Atari Inc. (formerly Infogrames Entertainment, SA) was a game publisher, contracting out game development to independent game studios throughout the world. My job as Atari's Technical Director was to evaluate potential developers for future game projects, help each team formulate thier development strategy, encourage the use of common tools and game engines, periodically review the schedule and technical progression of the projects, find technical resources for the teams, and perform fire-fighting duties on projects when needed.
We produced games for multiple platforms in multiple genres. Some examples of games I've been Technical Director on include Looney Tunes Racing, Dungeons and Dragons Dragonshard, Forgotten Realms Demon Stone, Shadow Ops Red Mercury, Enter the Matrix, Superman Countdown to Apokolips, Terminator 3 Rise of the Machines, Godzilla Destroy All monsters Melee, Splashdown, and many more.

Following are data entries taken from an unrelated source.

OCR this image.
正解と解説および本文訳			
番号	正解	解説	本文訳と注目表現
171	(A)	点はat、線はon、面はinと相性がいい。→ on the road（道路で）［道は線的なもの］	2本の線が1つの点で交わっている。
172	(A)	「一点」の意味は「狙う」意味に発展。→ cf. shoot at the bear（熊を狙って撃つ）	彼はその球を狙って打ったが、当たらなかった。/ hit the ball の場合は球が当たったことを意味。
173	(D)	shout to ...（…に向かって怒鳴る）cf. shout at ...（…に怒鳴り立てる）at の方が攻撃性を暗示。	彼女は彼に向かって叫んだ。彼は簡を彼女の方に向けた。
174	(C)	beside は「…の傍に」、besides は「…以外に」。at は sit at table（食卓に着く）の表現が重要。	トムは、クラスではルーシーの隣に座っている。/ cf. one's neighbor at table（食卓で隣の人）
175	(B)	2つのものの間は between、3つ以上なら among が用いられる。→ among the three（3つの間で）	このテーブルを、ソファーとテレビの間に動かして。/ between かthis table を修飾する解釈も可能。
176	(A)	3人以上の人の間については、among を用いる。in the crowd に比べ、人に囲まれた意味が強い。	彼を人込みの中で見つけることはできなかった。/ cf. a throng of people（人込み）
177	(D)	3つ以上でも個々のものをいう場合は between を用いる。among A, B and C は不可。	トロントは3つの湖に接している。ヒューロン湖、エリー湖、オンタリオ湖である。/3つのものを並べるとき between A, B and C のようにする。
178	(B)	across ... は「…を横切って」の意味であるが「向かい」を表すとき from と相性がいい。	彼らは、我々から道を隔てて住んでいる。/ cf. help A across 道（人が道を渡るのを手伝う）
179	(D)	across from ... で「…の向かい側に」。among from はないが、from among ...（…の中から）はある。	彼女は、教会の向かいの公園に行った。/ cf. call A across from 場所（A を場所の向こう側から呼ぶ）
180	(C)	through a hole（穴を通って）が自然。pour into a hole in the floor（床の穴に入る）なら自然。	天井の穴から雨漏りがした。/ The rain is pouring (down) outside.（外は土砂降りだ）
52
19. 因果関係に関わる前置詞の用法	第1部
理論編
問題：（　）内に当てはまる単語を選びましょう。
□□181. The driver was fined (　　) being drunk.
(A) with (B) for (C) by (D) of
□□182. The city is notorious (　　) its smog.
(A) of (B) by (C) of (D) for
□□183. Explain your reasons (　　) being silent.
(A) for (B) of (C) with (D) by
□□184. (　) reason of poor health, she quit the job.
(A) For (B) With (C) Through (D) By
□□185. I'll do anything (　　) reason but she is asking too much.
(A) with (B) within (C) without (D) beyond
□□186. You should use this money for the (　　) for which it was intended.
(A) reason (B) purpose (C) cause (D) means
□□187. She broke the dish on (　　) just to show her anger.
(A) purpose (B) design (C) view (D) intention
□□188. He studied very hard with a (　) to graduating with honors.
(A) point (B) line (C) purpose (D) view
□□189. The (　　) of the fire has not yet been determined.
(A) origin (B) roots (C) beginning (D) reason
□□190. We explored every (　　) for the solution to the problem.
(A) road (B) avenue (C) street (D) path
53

At San Luis Aviation (SLA) I honed my Objective-C and iOS skills by starting work on a networked fitness app. This app was designed to communicate directly with a multitude of fitness equipment (including heart rate monitors, stride sensors, spin cycles, treadmills, and much more) using the ANT+ wireless sensor network technology. I was able to get the app to a point of reliably communicating with multiple equipment types and presenting a slick scrolling interface before being transferred to another project.
On my next project I taught myself Java and the Android SDK in order to work with a team of front-end and back-end programmers developing an Android-native version of a popular sales-force tracking app. This app included integration with the "contacts" in the Android device to track phone calls, as well as present sales leads, track orders, manage and document text messages, and a host of other sales force enabling systems. I was in charge of creating the Android specific libraries for low-level access to the Android features (filesystem, timers, tracking phone calls, etc.), as well as implementing large parts of the code that communicated to the RESTful back-end server.
I've created a company named "thunderSimple" in order to create iOS and Android apps for sale in the various app stores. The apps created under the thunderSimple name are unified by one simple design guideline: that they be both simple and quick to use, without any unnecessary or annoying configuring or set-up. With this design belief I created my first Apple App Store app named thunderWallet. thunderWallet is an "electronic wallet", used to duplicate and store important card-sized documents on your phone. Instead of carrying around wallet-fattening insurance and business cards, you can instead store images of these cards in your electronic wallet. The distinguishing feature of the thunderWallet is that the app is usable at a moment's notice by requiring a bare minimum of button presses. thunderWallet is no longer avaiable during its re-write for iOS 7.
Recently I finished work at UCLA in order to earn my long-overdue BS in Cognitive Science. As part of my work I created a proof-of-concept iOS app that would eventually communicate with a back-end cultural simulation designed for the military.
In addition, I am creating an e-commerce website to sell my fine art photo landscapes under the name Pacific Photo Images. I'm in the process of determining which framework to use in order to get the website up and running as quickly as possible.